Mais le plus émouvant, c’est qu’Elia Suleiman signe ici son film le plus politique tout en faisant un film d’amour pour ses parents. C’est, par exemple, en 1948, la manière dont il raconte le courage de son père, qui résiste malgré des moyens dérisoires face à l’avancée de l’armée sioniste, tout en montrant que les Palestiniens qui s’exilent le font sous la pression, qu’il ne s’agit pas pour eux d’un exode choisi, contrairement à ce que la vulgate israélienne n’a cessé de répéter. Les larmes du trio familial, y compris du jeune fils, lors des obsèques de Nasser en 1970, sont aussi significatives de la grande proximité qui existe entre les parents et l’enfant, et de la façon dont la transmission s’opère.

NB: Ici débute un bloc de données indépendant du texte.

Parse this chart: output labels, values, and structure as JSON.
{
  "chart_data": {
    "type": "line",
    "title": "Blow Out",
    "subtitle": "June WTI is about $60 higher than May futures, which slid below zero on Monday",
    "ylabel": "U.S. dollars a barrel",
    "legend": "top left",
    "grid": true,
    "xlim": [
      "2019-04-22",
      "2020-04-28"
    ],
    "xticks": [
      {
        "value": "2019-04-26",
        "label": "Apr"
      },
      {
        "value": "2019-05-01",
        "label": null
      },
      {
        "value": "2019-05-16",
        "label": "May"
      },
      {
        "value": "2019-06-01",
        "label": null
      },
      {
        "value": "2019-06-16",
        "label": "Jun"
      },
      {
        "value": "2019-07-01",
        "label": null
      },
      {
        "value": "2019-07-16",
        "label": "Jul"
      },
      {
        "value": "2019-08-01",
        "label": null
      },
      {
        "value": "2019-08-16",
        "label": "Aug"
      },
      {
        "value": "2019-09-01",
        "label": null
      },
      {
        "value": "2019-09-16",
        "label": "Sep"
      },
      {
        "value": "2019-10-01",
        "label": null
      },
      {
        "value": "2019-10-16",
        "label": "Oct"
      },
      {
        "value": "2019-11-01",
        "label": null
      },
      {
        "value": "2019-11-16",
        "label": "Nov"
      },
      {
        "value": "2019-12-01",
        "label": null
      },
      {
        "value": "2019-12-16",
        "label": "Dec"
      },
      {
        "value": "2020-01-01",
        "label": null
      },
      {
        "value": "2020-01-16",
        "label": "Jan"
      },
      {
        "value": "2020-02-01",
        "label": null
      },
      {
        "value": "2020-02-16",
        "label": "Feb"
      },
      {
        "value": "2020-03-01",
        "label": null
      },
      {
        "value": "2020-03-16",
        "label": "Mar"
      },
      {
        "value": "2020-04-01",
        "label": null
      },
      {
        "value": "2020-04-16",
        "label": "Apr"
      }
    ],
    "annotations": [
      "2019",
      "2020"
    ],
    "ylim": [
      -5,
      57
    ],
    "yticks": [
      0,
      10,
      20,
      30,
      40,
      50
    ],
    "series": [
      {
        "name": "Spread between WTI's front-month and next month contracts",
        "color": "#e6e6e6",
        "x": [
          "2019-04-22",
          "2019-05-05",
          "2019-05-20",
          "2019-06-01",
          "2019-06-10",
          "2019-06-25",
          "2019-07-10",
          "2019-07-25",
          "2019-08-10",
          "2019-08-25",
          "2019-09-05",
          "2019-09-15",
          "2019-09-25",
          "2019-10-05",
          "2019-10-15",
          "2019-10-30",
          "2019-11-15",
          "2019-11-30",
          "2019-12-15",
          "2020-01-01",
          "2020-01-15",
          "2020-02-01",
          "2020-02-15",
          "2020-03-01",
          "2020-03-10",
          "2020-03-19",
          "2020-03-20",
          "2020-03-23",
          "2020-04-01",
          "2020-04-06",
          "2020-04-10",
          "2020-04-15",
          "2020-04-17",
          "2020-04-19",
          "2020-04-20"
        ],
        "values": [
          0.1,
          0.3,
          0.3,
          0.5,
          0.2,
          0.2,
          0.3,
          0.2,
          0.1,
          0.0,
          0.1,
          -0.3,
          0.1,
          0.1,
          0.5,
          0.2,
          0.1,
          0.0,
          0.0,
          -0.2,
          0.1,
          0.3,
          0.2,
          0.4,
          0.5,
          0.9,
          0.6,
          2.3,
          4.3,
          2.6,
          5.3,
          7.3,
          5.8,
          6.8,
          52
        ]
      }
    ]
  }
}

Ce n’est d’ailleurs pas un hasard si le cinéaste, qui interprète son propre rôle une fois le fils parvenu à l’âge adulte, se tient muet de bout en bout, qu’il soit dans la chambre d’hôpital de sa vieille mère ou de passage à Ramallah. Là où la tendresse passe par le regard posé sur sa mère, les paroles sont superflues. De même que tout discours face au grotesque des situations douloureuses vécues par les Palestiniens. The Time that remains sort en salle le 28 octobre. On en reparlera.